– В таком случае расскажи мне, Констанца, – сказал ей Штерн.
Еще не закончился вечер после приема у Стини, Констанца с мужем вернулись в свой последний из арендуемых ими домов. Было десять вечера, и телефонному звонку, который так изменит их жизнь, предстояло раздаться только через час. Штерн расположился у камина, а Констанца с напряженным и замкнутым лицом расхаживала по комнате. Щепетильная в таких делах, она еще сохраняла в своем наряде следы траура по Мальчику – длинное платье из ткани приглушенного цвета лаванды. Оно представляло собой компромисс между модой и необходимостью выражать скорбь. Но даже в этом случае можно было понять, что Констанца восставала против слишком жестких ограничений, ибо в руках она держала великолепный шарф, расцвеченный самыми яркими красками – индиго, киноварь, фиолетовый. Расхаживая, она теребила его в руках, порой пропуская его яркие цвета меж пальцев, унизанных кольцами.
Она предварила свое объяснение упоминанием, что часть она рассказала Стини вечером, но, щадя его чувства, выдала ему сокращенную версию.
– Мне же предстоит выслушать полный вариант? – суховато спросил Штерн.
– Да, – ответила Констанца, крутя в руках шарф. – Но даже если ты разозлишься, ты не должен прерывать меня. Теперь-то я понимаю, что ты обязан все знать. Мне стоило рассказать тебе об этом раньше. Понимаешь, Мальчик любил меня фотографировать – это ты знаешь. Чего ты не знаешь – и не знает никто – это то, что Мальчик любил и ласкал меня.
Констанца изложила своему мужу следующую историю. Поскольку единственный участник ее был мертв, нет возможности удостовериться, то ли она была истинной, то ли Констанца – оказавшись не в состоянии даже теперь выложить мужу всю правду – сочинила ее. Может, частично она верна; может, все в ней правда; может, она выдумана с начала до конца. Констанца была отнюдь не ординарной лгуньей и часто присочиняла, как делают рассказчики, лишь чтобы выпятить истинную суть.

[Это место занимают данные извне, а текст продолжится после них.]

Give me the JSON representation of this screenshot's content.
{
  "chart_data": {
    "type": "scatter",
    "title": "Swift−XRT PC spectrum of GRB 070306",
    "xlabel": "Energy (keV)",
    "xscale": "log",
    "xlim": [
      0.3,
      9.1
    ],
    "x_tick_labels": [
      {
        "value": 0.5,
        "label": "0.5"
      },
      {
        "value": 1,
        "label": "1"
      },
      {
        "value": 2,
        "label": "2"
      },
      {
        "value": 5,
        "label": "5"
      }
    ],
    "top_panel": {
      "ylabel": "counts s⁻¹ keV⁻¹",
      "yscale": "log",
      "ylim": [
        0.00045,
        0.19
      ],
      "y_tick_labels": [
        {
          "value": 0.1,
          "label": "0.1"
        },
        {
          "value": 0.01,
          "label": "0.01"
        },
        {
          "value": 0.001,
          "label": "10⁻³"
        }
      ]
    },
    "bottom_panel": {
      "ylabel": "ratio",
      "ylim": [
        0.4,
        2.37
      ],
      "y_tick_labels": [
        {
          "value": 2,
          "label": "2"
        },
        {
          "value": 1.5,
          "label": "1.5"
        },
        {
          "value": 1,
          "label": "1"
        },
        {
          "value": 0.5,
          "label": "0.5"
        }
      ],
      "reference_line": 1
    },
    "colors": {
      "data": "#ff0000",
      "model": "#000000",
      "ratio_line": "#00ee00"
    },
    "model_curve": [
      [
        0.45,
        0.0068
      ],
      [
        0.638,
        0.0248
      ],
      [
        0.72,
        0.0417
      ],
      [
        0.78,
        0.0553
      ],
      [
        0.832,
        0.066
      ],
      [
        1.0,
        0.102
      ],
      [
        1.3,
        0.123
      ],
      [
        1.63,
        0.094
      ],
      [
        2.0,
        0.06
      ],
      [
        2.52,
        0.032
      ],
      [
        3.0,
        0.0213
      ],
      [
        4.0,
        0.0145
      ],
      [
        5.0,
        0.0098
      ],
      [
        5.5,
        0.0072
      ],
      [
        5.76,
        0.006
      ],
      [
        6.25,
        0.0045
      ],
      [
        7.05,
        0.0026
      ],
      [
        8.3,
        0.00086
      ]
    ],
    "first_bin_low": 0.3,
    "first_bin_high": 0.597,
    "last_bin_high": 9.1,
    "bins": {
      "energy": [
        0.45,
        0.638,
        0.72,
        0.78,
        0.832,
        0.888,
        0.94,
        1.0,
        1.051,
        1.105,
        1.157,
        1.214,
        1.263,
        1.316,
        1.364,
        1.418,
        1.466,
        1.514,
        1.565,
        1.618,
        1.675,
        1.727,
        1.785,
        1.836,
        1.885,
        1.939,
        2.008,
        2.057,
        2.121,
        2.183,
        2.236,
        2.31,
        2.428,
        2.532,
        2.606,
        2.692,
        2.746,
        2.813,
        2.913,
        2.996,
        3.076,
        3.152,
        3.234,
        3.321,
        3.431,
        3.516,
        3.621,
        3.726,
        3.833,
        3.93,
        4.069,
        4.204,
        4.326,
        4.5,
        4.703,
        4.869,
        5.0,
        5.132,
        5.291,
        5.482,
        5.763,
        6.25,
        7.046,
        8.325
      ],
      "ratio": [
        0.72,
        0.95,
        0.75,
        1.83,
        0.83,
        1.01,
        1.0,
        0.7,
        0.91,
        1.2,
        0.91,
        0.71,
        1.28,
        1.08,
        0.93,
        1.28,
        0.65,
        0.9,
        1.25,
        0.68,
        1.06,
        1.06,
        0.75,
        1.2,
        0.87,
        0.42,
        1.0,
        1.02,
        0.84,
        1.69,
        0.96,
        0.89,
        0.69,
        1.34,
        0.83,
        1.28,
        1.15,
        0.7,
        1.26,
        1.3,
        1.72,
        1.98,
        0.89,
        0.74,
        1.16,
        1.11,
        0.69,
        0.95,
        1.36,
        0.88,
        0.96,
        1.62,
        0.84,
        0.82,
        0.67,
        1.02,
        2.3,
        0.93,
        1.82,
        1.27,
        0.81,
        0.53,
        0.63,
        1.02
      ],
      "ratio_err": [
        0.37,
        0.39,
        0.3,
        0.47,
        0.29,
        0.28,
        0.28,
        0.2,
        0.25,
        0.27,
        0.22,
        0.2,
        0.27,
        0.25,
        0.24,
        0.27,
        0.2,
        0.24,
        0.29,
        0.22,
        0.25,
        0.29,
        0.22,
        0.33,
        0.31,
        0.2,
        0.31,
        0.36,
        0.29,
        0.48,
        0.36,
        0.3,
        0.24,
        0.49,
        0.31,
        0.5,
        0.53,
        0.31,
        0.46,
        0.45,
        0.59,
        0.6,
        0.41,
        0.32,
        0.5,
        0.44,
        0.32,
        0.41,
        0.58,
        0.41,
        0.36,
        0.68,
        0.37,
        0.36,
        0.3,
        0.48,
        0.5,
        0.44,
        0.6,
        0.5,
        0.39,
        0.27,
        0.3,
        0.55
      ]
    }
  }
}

Все началось с разговоров, поведала ему Констанца. Разговоры превратились в серию разнообразных игр. В первой из них было четкое распределение ролей: Мальчик был папой, а Констанца – дочкой. Ей было предписано называть Мальчика папой, а когда она являлась к нему в комнату, то должна была сознаваться во всех своих детских прегрешениях. Порой новый отец проявлял к ней благоволение: он мог сказать, что ее маленькие грешки – грубость с гувернанткой, порванная юбка, ссора со Стини – прощены, и отпускал ей поцелуй. В других случаях, без объяснения причин, новый папа мог прийти к выводу, что ее проступок граничит с преступлением и куда более серьезен. «Невнимательность в церкви, – говорил он, – это очень серьезный грех». Или: «Констанца, ты читала книгу под партой; ты должна уделять больше внимания своим занятиям. – Он молчал, хмурясь. – Констанца, – наконец говорил он, – мне придется наказать тебя».
Способ наказания всегда оказывался одним и тем же. Мальчик клал ее себе на колено и отпускал несколько крепких шлепков. После этого в Мальчике сразу же происходили изменения, природу которых Констанца сначала не могла понять. У него останавливались и стекленели глаза; он мог начать заикаться; у него менялся тембр голоса.
Констанца в ту пору не представляла, что означает эрекция, она понимала лишь то, что она испытывает, о чем и рассказывала: когда в ходе игры Мальчик клал ее себе через колено, она чувствовала приятное щекотание в нижней части живота. Это, похоже, приводило Мальчика в смущение: отшлепав, он старался больше не смотреть на нее.
Вскоре после этого Мальчик придумал новую игру – что-то вроде пряток, хотя она имела странную форму, поскольку прятались они оба и никто их не искал. В комнате у Мальчика был огромный шкаф, величественное сооружение красного дерева. Внутри в нем размещались перегородки из душистого кедрового дерева, словно маленькие комнатки, даже Мальчик мог стоять там во весь рост. Во время игры они оба забирались в шкаф, и Мальчик прикрывал створки дверей. Одно из неукоснительных правил заключалось в том, что оба должны были хранить полное молчание.